TensorRT Batch Inferences : empty outputs


Hi all,

I have been working in Python with YoloV3 and YoloV4 on Jetson Nano and Jetson Xavier NX for a while, with a batch size of 1 and I never had an issue there.

Now for a project I am trying to use YoloV4 (yolov4-288) with multiple inputs, ie a batch size of 2.

I have been able to properly convert YoloV4 to a ONNX file with a static input dimension of [64, 3, 288, 288], and then to convert it to a TensorRT file with a input size of [2, 3, 288, 288].

When I run the inferences with the inputs being the frames of two videos, the engine output is good for only the first frame, while it is completely null for the second frame.

I would like to know what I can do to make the inferences working for the second frame.


TensorRT Version: 7.1.3
GPU Type: Jetson Xavier NX
CUDA Version: 10.2
Jetpack: 4.4.1
Python Version (if applicable): 3.6.9
TensorFlow Version (if applicable): 1.15
Baremetal or Container (if container which image + tag): Baremetal

Relevant Files

All files including the yolov4.onnx, yolov4.trt, the conversion scripts and a script test_batches.py with the video files to test on, are on my Google Drive : https://drive.google.com/drive/folders/1QYAuu4x8aprGykTDggoaOBayOgJymssd?usp=sharing

Steps To Reproduce

The script test_batches.py show the number and indexes of detections from the outputs of the trt engine.
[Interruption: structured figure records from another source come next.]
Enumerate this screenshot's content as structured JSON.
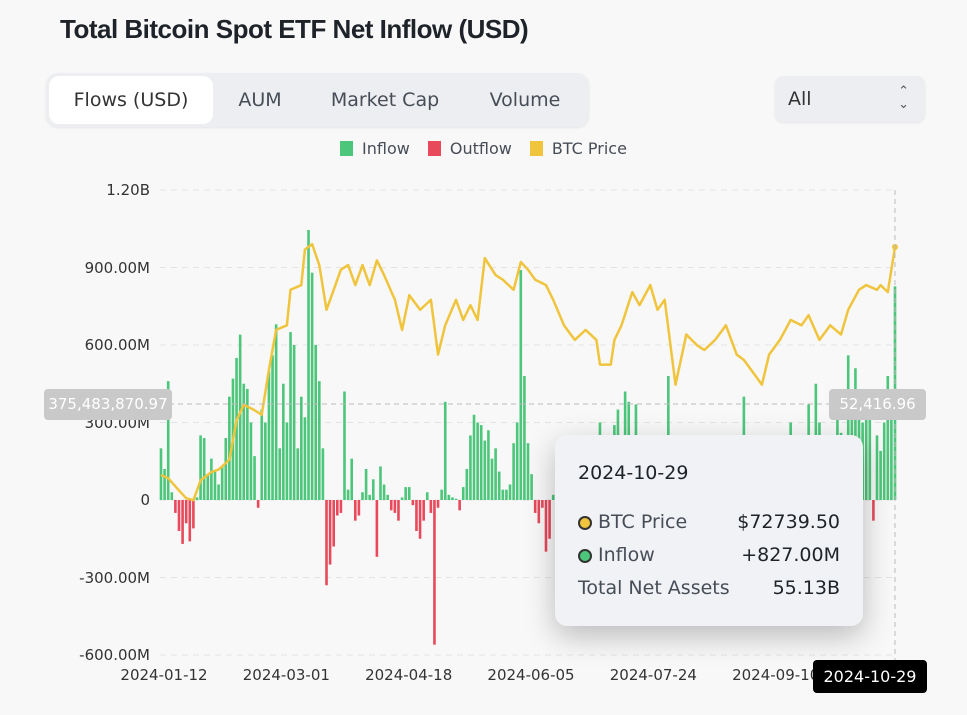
{
  "title": "Total Bitcoin Spot ETF Net Inflow (USD)",
  "tabs": [
    {
      "label": "Flows (USD)",
      "active": true
    },
    {
      "label": "AUM",
      "active": false
    },
    {
      "label": "Market Cap",
      "active": false
    },
    {
      "label": "Volume",
      "active": false
    }
  ],
  "range_select": {
    "value": "All"
  },
  "colors": {
    "inflow": "#4cc67a",
    "outflow": "#e8495b",
    "price": "#f0c43c"
  },
  "crosshair": {
    "left_value": "375,483,870.97",
    "right_value": "52,416.96",
    "date": "2024-10-29"
  },
  "tooltip": {
    "date": "2024-10-29",
    "rows": [
      {
        "label": "BTC Price",
        "value": "$72739.50"
      },
      {
        "label": "Inflow",
        "value": "+827.00M"
      },
      {
        "label": "Total Net Assets",
        "value": "55.13B"
      }
    ]
  },
  "chart_data": {
    "type": "bar+line",
    "title": "Total Bitcoin Spot ETF Net Inflow (USD)",
    "legend": [
      "Inflow",
      "Outflow",
      "BTC Price"
    ],
    "legend_position": "top-center",
    "y_ticks": [
      "1.20B",
      "900.00M",
      "600.00M",
      "300.00M",
      "0",
      "-300.00M",
      "-600.00M"
    ],
    "y_tick_values": [
      1200,
      900,
      600,
      300,
      0,
      -300,
      -600
    ],
    "ylim_millions": [
      -600,
      1200
    ],
    "price_lim": [
      20000,
      80000
    ],
    "x_ticks": [
      "2024-01-12",
      "2024-03-01",
      "2024-04-18",
      "2024-06-05",
      "2024-07-24",
      "2024-09-10"
    ],
    "x_tick_index": [
      0,
      34,
      68,
      102,
      136,
      170
    ],
    "grid": true,
    "flows_millions": [
      200,
      120,
      460,
      30,
      -50,
      -120,
      -170,
      -90,
      -160,
      -110,
      10,
      250,
      240,
      100,
      160,
      110,
      60,
      130,
      240,
      400,
      470,
      550,
      640,
      450,
      430,
      300,
      170,
      -30,
      350,
      300,
      500,
      560,
      680,
      200,
      450,
      300,
      650,
      600,
      200,
      400,
      320,
      1045,
      880,
      600,
      460,
      200,
      -330,
      -250,
      -180,
      -60,
      -50,
      420,
      40,
      160,
      -80,
      -60,
      30,
      120,
      20,
      80,
      -220,
      130,
      60,
      20,
      -40,
      -50,
      -80,
      10,
      50,
      50,
      -20,
      -120,
      -150,
      -80,
      30,
      -50,
      -560,
      -30,
      40,
      380,
      20,
      10,
      5,
      -40,
      50,
      120,
      250,
      330,
      300,
      290,
      230,
      270,
      160,
      200,
      110,
      40,
      40,
      60,
      220,
      300,
      890,
      480,
      220,
      100,
      -50,
      -90,
      -30,
      -200,
      -150,
      20,
      -80,
      120,
      60,
      180,
      -100,
      30,
      250,
      80,
      150,
      -60,
      90,
      140,
      300,
      120,
      60,
      200,
      290,
      350,
      180,
      420,
      380,
      200,
      370,
      100,
      -60,
      80,
      130,
      200,
      -40,
      100,
      240,
      480,
      60,
      -80,
      120,
      60,
      180,
      -50,
      90,
      250,
      140,
      240,
      60,
      200,
      -100,
      30,
      250,
      80,
      150,
      -30,
      120,
      60,
      400,
      180,
      -40,
      220,
      90,
      160,
      120,
      -70,
      140,
      250,
      80,
      200,
      60,
      300,
      110,
      -20,
      150,
      220,
      370,
      250,
      450,
      300,
      180,
      240,
      -90,
      150,
      320,
      260,
      190,
      560,
      420,
      510,
      420,
      300,
      380,
      350,
      -80,
      250,
      190,
      300,
      480,
      420,
      827
    ],
    "price_keyframes": [
      [
        0,
        43200
      ],
      [
        2,
        42800
      ],
      [
        5,
        41200
      ],
      [
        7,
        40200
      ],
      [
        9,
        39950
      ],
      [
        11,
        42500
      ],
      [
        14,
        43600
      ],
      [
        16,
        43900
      ],
      [
        19,
        45200
      ],
      [
        21,
        50300
      ],
      [
        23,
        52300
      ],
      [
        26,
        51600
      ],
      [
        28,
        51000
      ],
      [
        30,
        56800
      ],
      [
        32,
        62000
      ],
      [
        35,
        62600
      ],
      [
        36,
        67200
      ],
      [
        39,
        67800
      ],
      [
        40,
        72400
      ],
      [
        42,
        73100
      ],
      [
        44,
        70400
      ],
      [
        46,
        64600
      ],
      [
        48,
        67200
      ],
      [
        50,
        69800
      ],
      [
        52,
        70400
      ],
      [
        54,
        67800
      ],
      [
        56,
        70400
      ],
      [
        58,
        67800
      ],
      [
        60,
        71000
      ],
      [
        62,
        69100
      ],
      [
        65,
        65900
      ],
      [
        67,
        62000
      ],
      [
        69,
        66500
      ],
      [
        72,
        64600
      ],
      [
        75,
        65900
      ],
      [
        77,
        58800
      ],
      [
        79,
        62600
      ],
      [
        82,
        65900
      ],
      [
        84,
        63300
      ],
      [
        86,
        65200
      ],
      [
        88,
        63300
      ],
      [
        90,
        71300
      ],
      [
        93,
        69100
      ],
      [
        95,
        68500
      ],
      [
        98,
        67200
      ],
      [
        100,
        70800
      ],
      [
        102,
        69800
      ],
      [
        104,
        68500
      ],
      [
        107,
        67800
      ],
      [
        109,
        65900
      ],
      [
        112,
        62600
      ],
      [
        115,
        60700
      ],
      [
        118,
        62000
      ],
      [
        121,
        60700
      ],
      [
        122,
        57500
      ],
      [
        125,
        57500
      ],
      [
        126,
        60700
      ],
      [
        128,
        62600
      ],
      [
        131,
        66900
      ],
      [
        133,
        65200
      ],
      [
        136,
        67800
      ],
      [
        138,
        64600
      ],
      [
        140,
        65900
      ],
      [
        143,
        54900
      ],
      [
        146,
        61400
      ],
      [
        149,
        60000
      ],
      [
        151,
        59400
      ],
      [
        154,
        60700
      ],
      [
        157,
        62600
      ],
      [
        160,
        58800
      ],
      [
        162,
        58100
      ],
      [
        165,
        56200
      ],
      [
        167,
        54900
      ],
      [
        169,
        58800
      ],
      [
        172,
        60700
      ],
      [
        175,
        63300
      ],
      [
        178,
        62600
      ],
      [
        180,
        63900
      ],
      [
        183,
        60700
      ],
      [
        186,
        62600
      ],
      [
        189,
        61400
      ],
      [
        191,
        64600
      ],
      [
        194,
        67200
      ],
      [
        196,
        67800
      ],
      [
        199,
        67200
      ],
      [
        200,
        67800
      ],
      [
        202,
        66900
      ],
      [
        204,
        72739.5
      ]
    ]
  }
}
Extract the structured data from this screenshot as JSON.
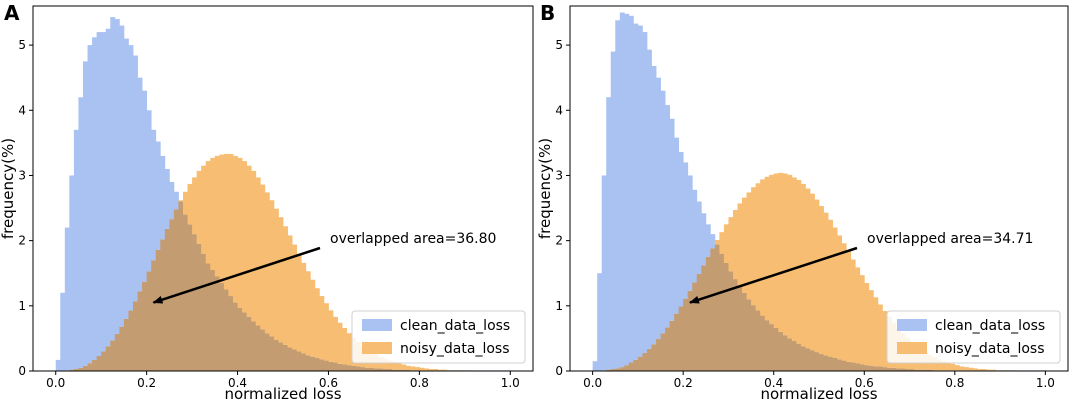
{
  "colors": {
    "clean": "#a9c2f2",
    "noisy": "#f7bd72",
    "overlap": "#c49c72",
    "arrow": "#000000"
  },
  "chart_data": [
    {
      "type": "histogram",
      "panel_label": "A",
      "xlabel": "normalized loss",
      "ylabel": "frequency(%)",
      "xlim": [
        -0.05,
        1.05
      ],
      "ylim": [
        0,
        5.6
      ],
      "xticks": [
        "0.0",
        "0.2",
        "0.4",
        "0.6",
        "0.8",
        "1.0"
      ],
      "yticks": [
        "0",
        "1",
        "2",
        "3",
        "4",
        "5"
      ],
      "bin_width": 0.01,
      "legend": [
        "clean_data_loss",
        "noisy_data_loss"
      ],
      "annotation": "overlapped area=36.80",
      "series": [
        {
          "name": "clean_data_loss",
          "x_start": 0.0,
          "values": [
            0.17,
            1.2,
            2.2,
            3.0,
            3.7,
            4.2,
            4.75,
            5.0,
            5.12,
            5.2,
            5.2,
            5.25,
            5.43,
            5.4,
            5.3,
            5.1,
            5.0,
            4.84,
            4.5,
            4.3,
            4.0,
            3.7,
            3.52,
            3.3,
            3.1,
            2.9,
            2.75,
            2.6,
            2.4,
            2.25,
            2.1,
            1.95,
            1.8,
            1.65,
            1.55,
            1.45,
            1.35,
            1.25,
            1.15,
            1.05,
            0.97,
            0.9,
            0.83,
            0.76,
            0.7,
            0.64,
            0.58,
            0.53,
            0.48,
            0.44,
            0.4,
            0.36,
            0.33,
            0.3,
            0.27,
            0.24,
            0.22,
            0.2,
            0.18,
            0.16,
            0.14,
            0.13,
            0.11,
            0.1,
            0.09,
            0.08,
            0.07,
            0.06,
            0.05,
            0.05,
            0.04,
            0.04,
            0.03,
            0.03,
            0.02,
            0.02,
            0.02,
            0.02,
            0.01,
            0.01,
            0.01,
            0.01,
            0.01,
            0.01,
            0.01,
            0.01,
            0.01,
            0.01,
            0.01,
            0.01,
            0.01,
            0.01,
            0.01,
            0.01,
            0.01,
            0.01,
            0.01,
            0.01,
            0.01,
            0.01
          ]
        },
        {
          "name": "noisy_data_loss",
          "x_start": 0.0,
          "values": [
            0.0,
            0.0,
            0.01,
            0.02,
            0.03,
            0.05,
            0.08,
            0.12,
            0.17,
            0.23,
            0.3,
            0.38,
            0.47,
            0.57,
            0.68,
            0.8,
            0.93,
            1.07,
            1.22,
            1.37,
            1.53,
            1.7,
            1.86,
            2.02,
            2.18,
            2.33,
            2.48,
            2.62,
            2.75,
            2.87,
            2.97,
            3.07,
            3.15,
            3.22,
            3.27,
            3.3,
            3.32,
            3.33,
            3.33,
            3.3,
            3.27,
            3.22,
            3.15,
            3.07,
            2.97,
            2.86,
            2.74,
            2.62,
            2.49,
            2.36,
            2.22,
            2.08,
            1.94,
            1.8,
            1.66,
            1.53,
            1.4,
            1.27,
            1.15,
            1.04,
            0.93,
            0.83,
            0.74,
            0.66,
            0.58,
            0.51,
            0.45,
            0.39,
            0.34,
            0.3,
            0.26,
            0.22,
            0.19,
            0.16,
            0.14,
            0.12,
            0.1,
            0.08,
            0.07,
            0.06,
            0.05,
            0.04,
            0.03,
            0.03,
            0.02,
            0.02,
            0.01,
            0.01,
            0.01,
            0.01,
            0.01,
            0.0,
            0.0,
            0.0,
            0.0,
            0.0,
            0.0,
            0.0,
            0.0,
            0.0
          ]
        }
      ]
    },
    {
      "type": "histogram",
      "panel_label": "B",
      "xlabel": "normalized loss",
      "ylabel": "frequency(%)",
      "xlim": [
        -0.05,
        1.05
      ],
      "ylim": [
        0,
        5.6
      ],
      "xticks": [
        "0.0",
        "0.2",
        "0.4",
        "0.6",
        "0.8",
        "1.0"
      ],
      "yticks": [
        "0",
        "1",
        "2",
        "3",
        "4",
        "5"
      ],
      "bin_width": 0.01,
      "legend": [
        "clean_data_loss",
        "noisy_data_loss"
      ],
      "annotation": "overlapped area=34.71",
      "series": [
        {
          "name": "clean_data_loss",
          "x_start": 0.0,
          "values": [
            0.15,
            1.5,
            3.0,
            4.2,
            4.9,
            5.38,
            5.5,
            5.48,
            5.45,
            5.33,
            5.3,
            5.2,
            4.93,
            4.68,
            4.5,
            4.3,
            4.08,
            3.87,
            3.58,
            3.36,
            3.2,
            3.0,
            2.78,
            2.6,
            2.42,
            2.25,
            2.1,
            1.94,
            1.8,
            1.66,
            1.53,
            1.41,
            1.3,
            1.2,
            1.1,
            1.01,
            0.93,
            0.85,
            0.78,
            0.72,
            0.66,
            0.6,
            0.55,
            0.5,
            0.46,
            0.42,
            0.38,
            0.35,
            0.32,
            0.29,
            0.26,
            0.24,
            0.22,
            0.2,
            0.18,
            0.16,
            0.14,
            0.13,
            0.12,
            0.1,
            0.09,
            0.08,
            0.07,
            0.07,
            0.06,
            0.05,
            0.05,
            0.04,
            0.04,
            0.03,
            0.03,
            0.02,
            0.02,
            0.02,
            0.02,
            0.01,
            0.01,
            0.01,
            0.01,
            0.01,
            0.01,
            0.01,
            0.01,
            0.01,
            0.01,
            0.01,
            0.01,
            0.01,
            0.01,
            0.01,
            0.01,
            0.01,
            0.01,
            0.01,
            0.01,
            0.01,
            0.01,
            0.01,
            0.01,
            0.01
          ]
        },
        {
          "name": "noisy_data_loss",
          "x_start": 0.0,
          "values": [
            0.0,
            0.0,
            0.01,
            0.02,
            0.03,
            0.04,
            0.06,
            0.09,
            0.13,
            0.17,
            0.22,
            0.28,
            0.34,
            0.41,
            0.49,
            0.58,
            0.67,
            0.77,
            0.88,
            0.99,
            1.11,
            1.23,
            1.36,
            1.49,
            1.62,
            1.75,
            1.88,
            2.01,
            2.13,
            2.25,
            2.36,
            2.47,
            2.57,
            2.66,
            2.74,
            2.82,
            2.88,
            2.94,
            2.98,
            3.01,
            3.03,
            3.04,
            3.03,
            3.01,
            2.97,
            2.93,
            2.87,
            2.8,
            2.72,
            2.63,
            2.53,
            2.43,
            2.32,
            2.2,
            2.08,
            1.96,
            1.84,
            1.71,
            1.59,
            1.47,
            1.35,
            1.24,
            1.13,
            1.02,
            0.92,
            0.83,
            0.74,
            0.66,
            0.58,
            0.51,
            0.45,
            0.39,
            0.34,
            0.29,
            0.25,
            0.21,
            0.18,
            0.15,
            0.13,
            0.11,
            0.09,
            0.07,
            0.06,
            0.05,
            0.04,
            0.03,
            0.03,
            0.02,
            0.02,
            0.01,
            0.01,
            0.01,
            0.01,
            0.0,
            0.0,
            0.0,
            0.0,
            0.0,
            0.0,
            0.0
          ]
        }
      ]
    }
  ]
}
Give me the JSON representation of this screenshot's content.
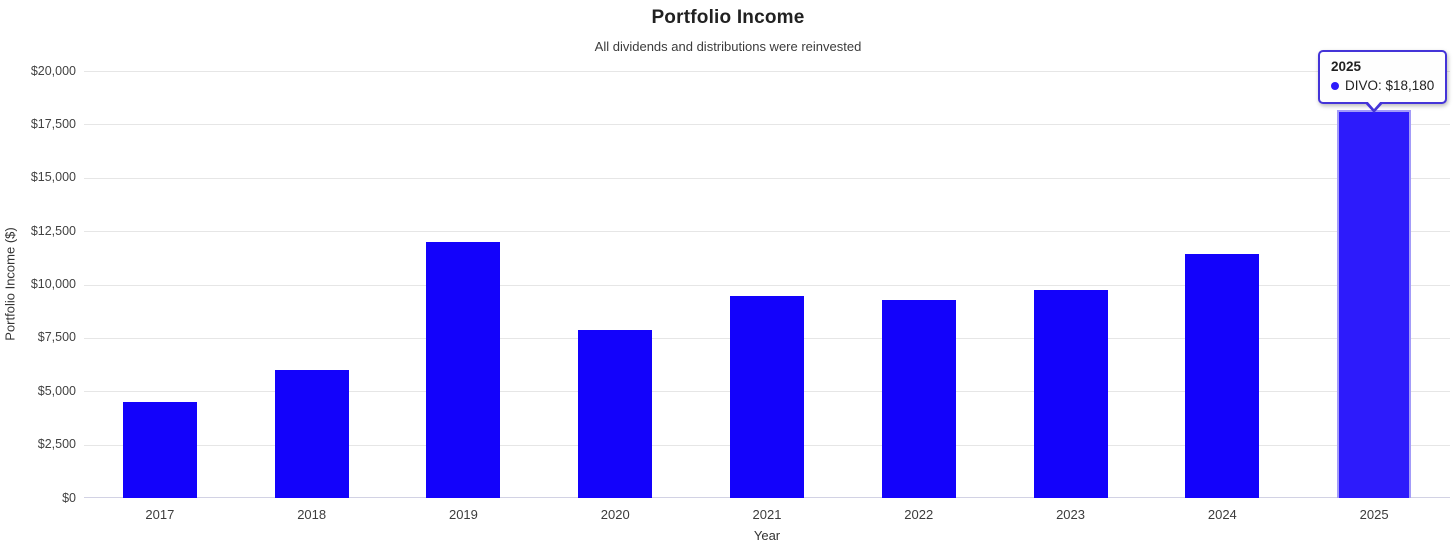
{
  "chart": {
    "title": "Portfolio Income",
    "subtitle": "All dividends and distributions were reinvested",
    "xlabel": "Year",
    "ylabel": "Portfolio Income ($)"
  },
  "chart_data": {
    "type": "bar",
    "title": "Portfolio Income",
    "subtitle": "All dividends and distributions were reinvested",
    "xlabel": "Year",
    "ylabel": "Portfolio Income ($)",
    "categories": [
      "2017",
      "2018",
      "2019",
      "2020",
      "2021",
      "2022",
      "2023",
      "2024",
      "2025"
    ],
    "series": [
      {
        "name": "DIVO",
        "values": [
          4500,
          6000,
          11990,
          7890,
          9460,
          9270,
          9740,
          11420,
          18180
        ]
      }
    ],
    "ylim": [
      0,
      20000
    ],
    "grid": true,
    "legend_position": "none",
    "highlighted_index": 8,
    "y_ticks": [
      {
        "value": 0,
        "label": "$0"
      },
      {
        "value": 2500,
        "label": "$2,500"
      },
      {
        "value": 5000,
        "label": "$5,000"
      },
      {
        "value": 7500,
        "label": "$7,500"
      },
      {
        "value": 10000,
        "label": "$10,000"
      },
      {
        "value": 12500,
        "label": "$12,500"
      },
      {
        "value": 15000,
        "label": "$15,000"
      },
      {
        "value": 17500,
        "label": "$17,500"
      },
      {
        "value": 20000,
        "label": "$20,000"
      }
    ]
  },
  "tooltip": {
    "title": "2025",
    "entry": "DIVO: $18,180"
  },
  "colors": {
    "bar": "#1302fb",
    "bar_highlight": "#2d1bfb",
    "tooltip_border": "#4434d8",
    "grid": "#e6e6e6",
    "axis_line": "#d2d2e4"
  }
}
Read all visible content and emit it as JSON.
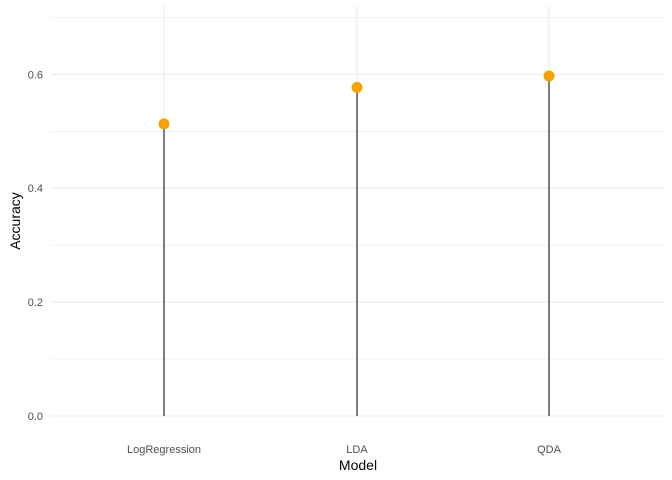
{
  "chart_data": {
    "type": "scatter",
    "subtype": "lollipop",
    "title": "",
    "xlabel": "Model",
    "ylabel": "Accuracy",
    "categories": [
      "LogRegression",
      "LDA",
      "QDA"
    ],
    "values": [
      0.513,
      0.577,
      0.597
    ],
    "ylim": [
      0,
      0.72
    ],
    "yticks": [
      0.0,
      0.2,
      0.4,
      0.6
    ],
    "ytick_labels": [
      "0.0",
      "0.2",
      "0.4",
      "0.6"
    ],
    "grid": true,
    "legend": "none",
    "colors": {
      "point": "#F5A300",
      "stem": "#000000",
      "grid": "#ebebeb"
    }
  }
}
Here the trt engine get the frames of two videos. It will raise an error after the first batch processing (if you comment line 285 it will process the following frames).

The detection outputs here only concern the first frame. All the detection arrays for the second frame are equal to zeros. And if you change the second frame by replacing with Nothing or with the first frame then the results are the same.

Hi @thomallain,
You are currently using static shapes.
In order to make this work for a different batch size, you should use dynamic shapes


Hi @AakankshaS,

I have followed this topic to use the dynamic shapes ONNX to TensorRT with dynamic batch size in Python

I have changed my conversion from Darknet to ONNX to get a ONNX model with a N batch size (like in the other topic) https://drive.google.com/file/d/19p6DzZGm4xTkvxRU74ELzmH8Vin-I4XP/view?usp=sharing

To convert my ONNX file to TensorRT, I have used the command (which works):

trtexec --onnx=yolov4-416.onnx --fp16 --workspace=4096 --explicitBatch --verbose --shapes=000_net:2x3x416x416 --saveEngine=yolov4-416.trt --optShapes=000_net:2x3x416x416 --maxShapes=000_net:4x3x416x416 --minShapes=000_net:1x3x416x416

Now during runtime, I got the following :

  • engine.get_binding_shape(0) -> (-1, 3, 416,416)
  • engine.max_batch_size -> 1
  • engine.num_optimization_profiles  -> 1

So according to the other topic, the input shape and max_batch_size are correct. But my engine only considers that it has one optimization profile (with the -1 dimension), and not even the one under --shapes from the trtexec command. And because of that it, it tries to allocates negative memory space.

Why my optimization profiles from the trtexec command are not present ? And is it the right way to make the dynamic shape for the batch inference ?

1 Like

I have also followed the dynamic shapes process, for batch size 3, and am also seeing missing inferences for the first two images. My output:

[array([0., 0., 0., …, 0., 0., 0.], dtype=float32), array([0., 0., 0., …, 0., 0., 0.], dtype=float32), array([-0.6542635, 0.774671 , -2.804221 , …, 0. , 0. ,
0. ], dtype=float32)]

1 Like

Hi @thomallain ,
Apologies for delayed response, are you still facing the issue?

@thomallain , Hi, I am also facing the same issue. Have you found the solution to this problem?

This looks like a Jetson issue. We recommend you to raise it to the respective platform from the below link


@NVES , Hi. In my case, I generated TensorRT model by using trtexec on GTX 1070 so I think this particular issue also exist on devices aside from Jetson systems.